ギルと出会ってから1年を過ぎた……。そんな事を考えながら、ウォーレンの御する馬車に乗り、広すぎる屋敷へと向かったのだった。屋敷に着いたこの日は、屋敷の使用人であろう、ノヴェロ夫人をはじめとする数人に出迎えられてセシルはまたまごつきそうになる。
これはどう判断するべきなのだろう。
一体、ギルはどういうつもりなのか……。
セシルはここでどういう扱いになるのだろう。
前にも通された同じ部屋に入り、少したつとセシルは着てきたドレスを脱がされて用意されたドレス……それも胸元と肩のあいたイヴニングドレスだった。
白のレースとそこから淡いピンク色のドレスが覗いて可憐な雰囲気なのにどこか大人っぽい。

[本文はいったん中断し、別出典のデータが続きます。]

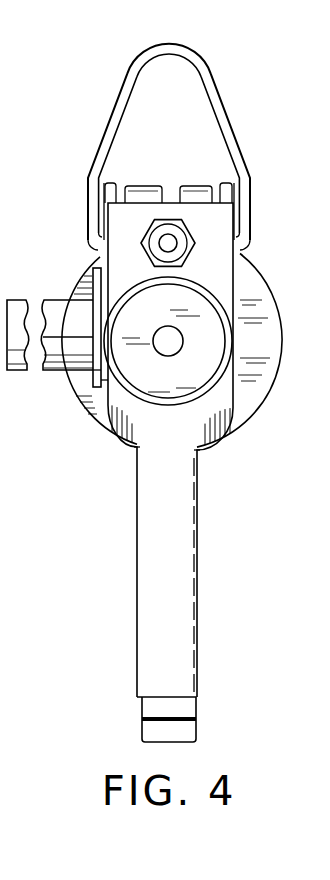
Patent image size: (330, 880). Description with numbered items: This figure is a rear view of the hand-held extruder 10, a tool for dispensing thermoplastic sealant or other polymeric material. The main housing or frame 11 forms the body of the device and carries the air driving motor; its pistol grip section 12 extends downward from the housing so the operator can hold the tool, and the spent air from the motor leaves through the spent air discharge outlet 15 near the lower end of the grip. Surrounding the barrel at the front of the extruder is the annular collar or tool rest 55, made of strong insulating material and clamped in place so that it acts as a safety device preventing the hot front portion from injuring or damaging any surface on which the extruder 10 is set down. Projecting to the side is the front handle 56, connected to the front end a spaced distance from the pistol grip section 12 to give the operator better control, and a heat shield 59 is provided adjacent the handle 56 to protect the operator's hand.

The hand-held extruder 10 is at (255, 242).
The main housing 11 is at (217, 392).
The pistol grip section 12 is at (152, 555).
The spent air discharge outlet 15 is at (150, 732).
The annular collar or tool rest 55 is at (247, 282).
The front handle 56 is at (50, 308).
The heat shield 59 is at (93, 375).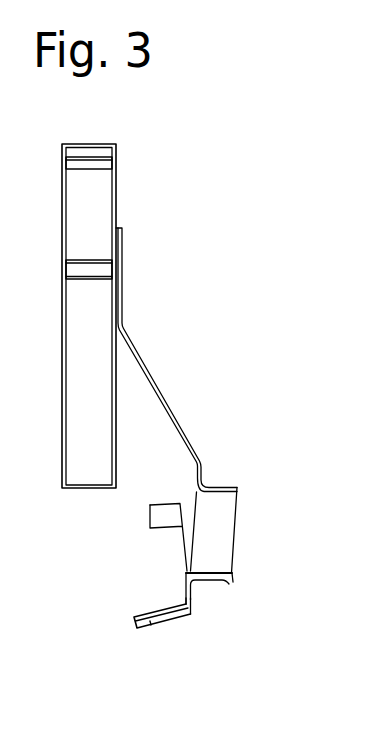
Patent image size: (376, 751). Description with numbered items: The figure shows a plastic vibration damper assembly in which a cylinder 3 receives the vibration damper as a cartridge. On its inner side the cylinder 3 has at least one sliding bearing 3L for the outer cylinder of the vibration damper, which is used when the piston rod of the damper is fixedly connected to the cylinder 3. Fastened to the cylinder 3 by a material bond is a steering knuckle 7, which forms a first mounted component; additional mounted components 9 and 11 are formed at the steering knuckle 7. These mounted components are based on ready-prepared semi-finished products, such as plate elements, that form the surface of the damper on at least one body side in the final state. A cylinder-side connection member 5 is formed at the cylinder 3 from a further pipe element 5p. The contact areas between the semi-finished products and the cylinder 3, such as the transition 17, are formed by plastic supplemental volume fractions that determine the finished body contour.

The cylinder 3 is at (130, 207).
The sliding bearing 3L is at (75, 262).
The steering knuckle 7 is at (143, 363).
The cylinder-side connection member 5 is at (235, 480).
The pipe element 5p is at (219, 585).
The mounted component 9 is at (160, 528).
The mounted component 11 is at (138, 631).
The transition 17 is at (191, 587).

胸元には彩るように、カメオのチョーカーを着けられた。
「あの……」
「ギル様とこのあと晩餐を」
ノヴェロ夫人に一言告げられてセシルはただ頷いた。
分不相応な部屋もドレスも……それから使用人たちも……。セシルには戸惑うばかり。
けれど、ギルはここでならセシルとゆっくりと過ごせると、前から言っていたから、これは彼の望むことなのだとそう納得させた。

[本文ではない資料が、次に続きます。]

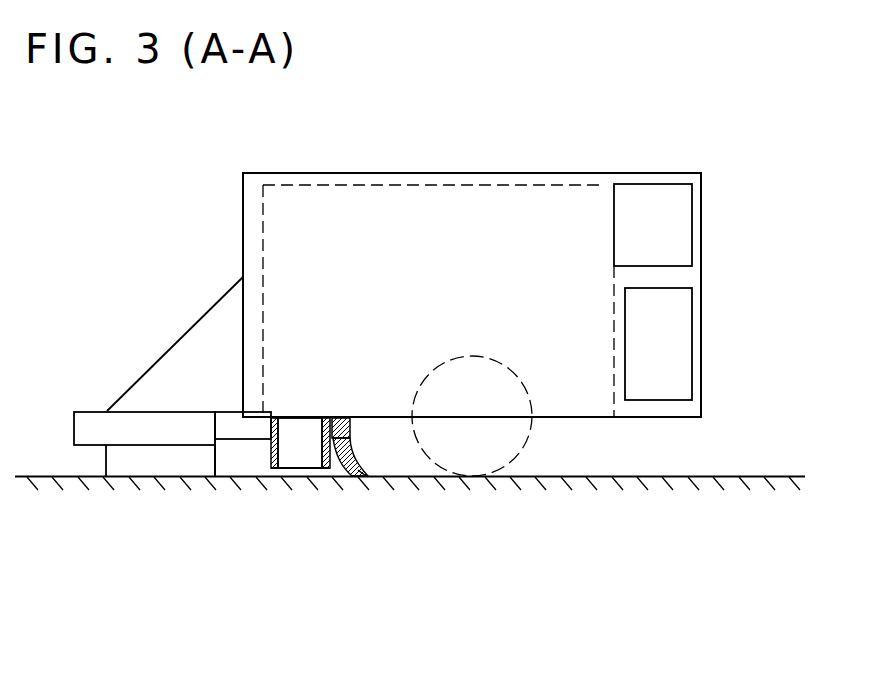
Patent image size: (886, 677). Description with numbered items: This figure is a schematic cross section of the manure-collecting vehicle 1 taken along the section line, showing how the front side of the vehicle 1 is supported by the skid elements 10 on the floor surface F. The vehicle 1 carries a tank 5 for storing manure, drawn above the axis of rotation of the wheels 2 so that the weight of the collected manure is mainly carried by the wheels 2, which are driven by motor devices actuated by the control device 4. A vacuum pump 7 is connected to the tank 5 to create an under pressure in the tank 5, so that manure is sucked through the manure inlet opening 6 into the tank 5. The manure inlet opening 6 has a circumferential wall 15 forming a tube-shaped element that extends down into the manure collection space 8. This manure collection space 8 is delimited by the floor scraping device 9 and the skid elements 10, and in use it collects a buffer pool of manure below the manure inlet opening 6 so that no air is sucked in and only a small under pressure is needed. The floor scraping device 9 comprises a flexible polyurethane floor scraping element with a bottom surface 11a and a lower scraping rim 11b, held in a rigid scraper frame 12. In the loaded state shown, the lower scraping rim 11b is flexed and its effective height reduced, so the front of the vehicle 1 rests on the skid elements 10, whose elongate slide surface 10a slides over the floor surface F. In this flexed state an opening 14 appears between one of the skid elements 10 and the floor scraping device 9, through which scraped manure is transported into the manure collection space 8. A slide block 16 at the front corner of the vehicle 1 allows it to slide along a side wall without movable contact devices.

The vehicle 1 is at (510, 141).
The wheel 2 is at (492, 445).
The control device 4 is at (664, 348).
The tank 5 is at (369, 229).
The manure inlet opening 6 is at (299, 432).
The vacuum pump 7 is at (664, 227).
The manure collection space 8 is at (304, 473).
The floor scraping device 9 is at (232, 428).
The skid element 10 is at (136, 426).
The slide surface 10a is at (135, 477).
The bottom surface 11a is at (356, 477).
The lower scraping rim 11b is at (351, 460).
The scraper frame 12 is at (350, 427).
The opening 14 is at (217, 475).
The circumferential wall 15 is at (275, 446).
The slide block 16 is at (91, 427).
The floor surface F is at (728, 475).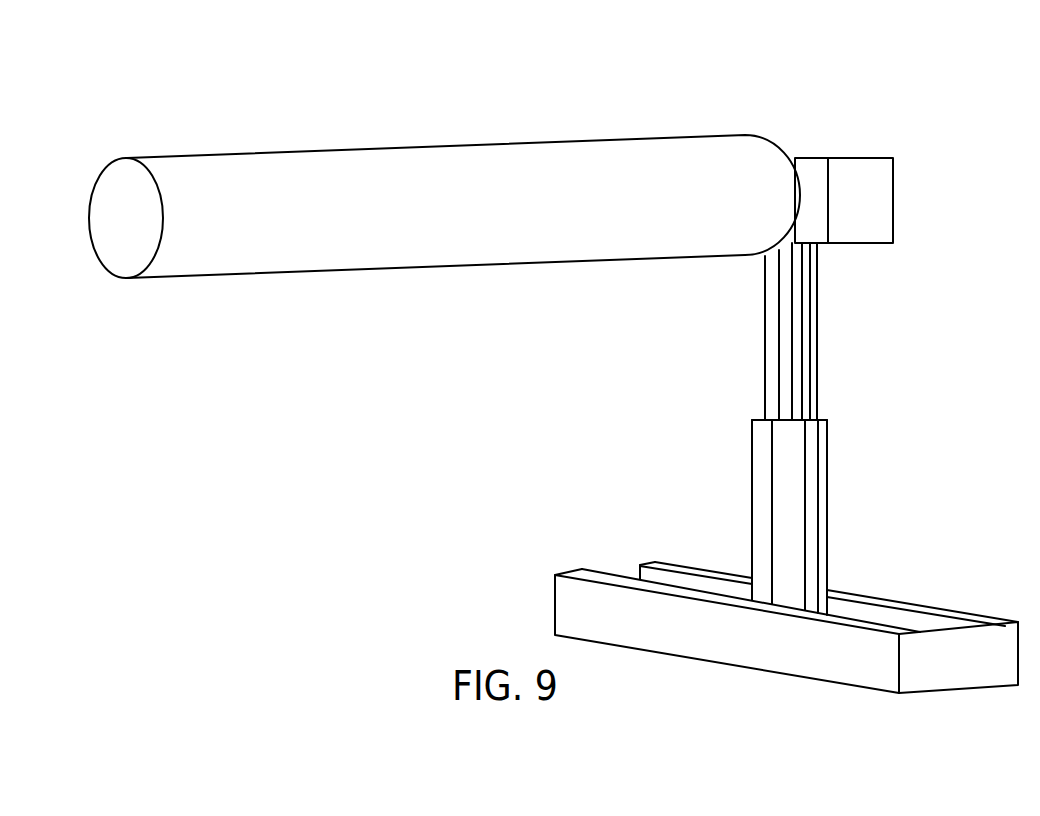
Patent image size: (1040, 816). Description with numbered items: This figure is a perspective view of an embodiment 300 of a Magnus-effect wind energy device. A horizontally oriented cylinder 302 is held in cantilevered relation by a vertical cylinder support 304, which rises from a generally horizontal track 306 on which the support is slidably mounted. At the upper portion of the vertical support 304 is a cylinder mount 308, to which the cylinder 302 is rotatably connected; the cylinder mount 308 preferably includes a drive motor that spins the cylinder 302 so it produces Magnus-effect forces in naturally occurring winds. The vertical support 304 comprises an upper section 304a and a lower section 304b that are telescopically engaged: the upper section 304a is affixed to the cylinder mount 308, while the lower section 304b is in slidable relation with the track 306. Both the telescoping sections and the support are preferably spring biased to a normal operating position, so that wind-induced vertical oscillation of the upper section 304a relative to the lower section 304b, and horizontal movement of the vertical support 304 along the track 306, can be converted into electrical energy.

The embodiment 300 is at (405, 112).
The cylinder 302 is at (489, 143).
The vertical cylinder support 304 is at (858, 395).
The upper section 304a is at (820, 308).
The lower section 304b is at (827, 477).
The horizontal track 306 is at (868, 598).
The cylinder mount 308 is at (893, 198).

女の子なら、お姫さまに憧れる物でセシルだってそうだった。
それが叶えられたと、思えばいいと。
そして、ノヴェロ夫人が再びやって来て
「ギル様が、お戻りです」
「ありがとう」
出迎えを、なのだろうかそれとも晩餐をなのだろうか、判断がつかない。
立ち上がり、裾を直しそして部屋を出たけれど、長い裾は街歩きようのくるぶし丈に慣れているセシルには扱いが難しくまた高いヒールの靴も、歩くことさえ難しくしていた。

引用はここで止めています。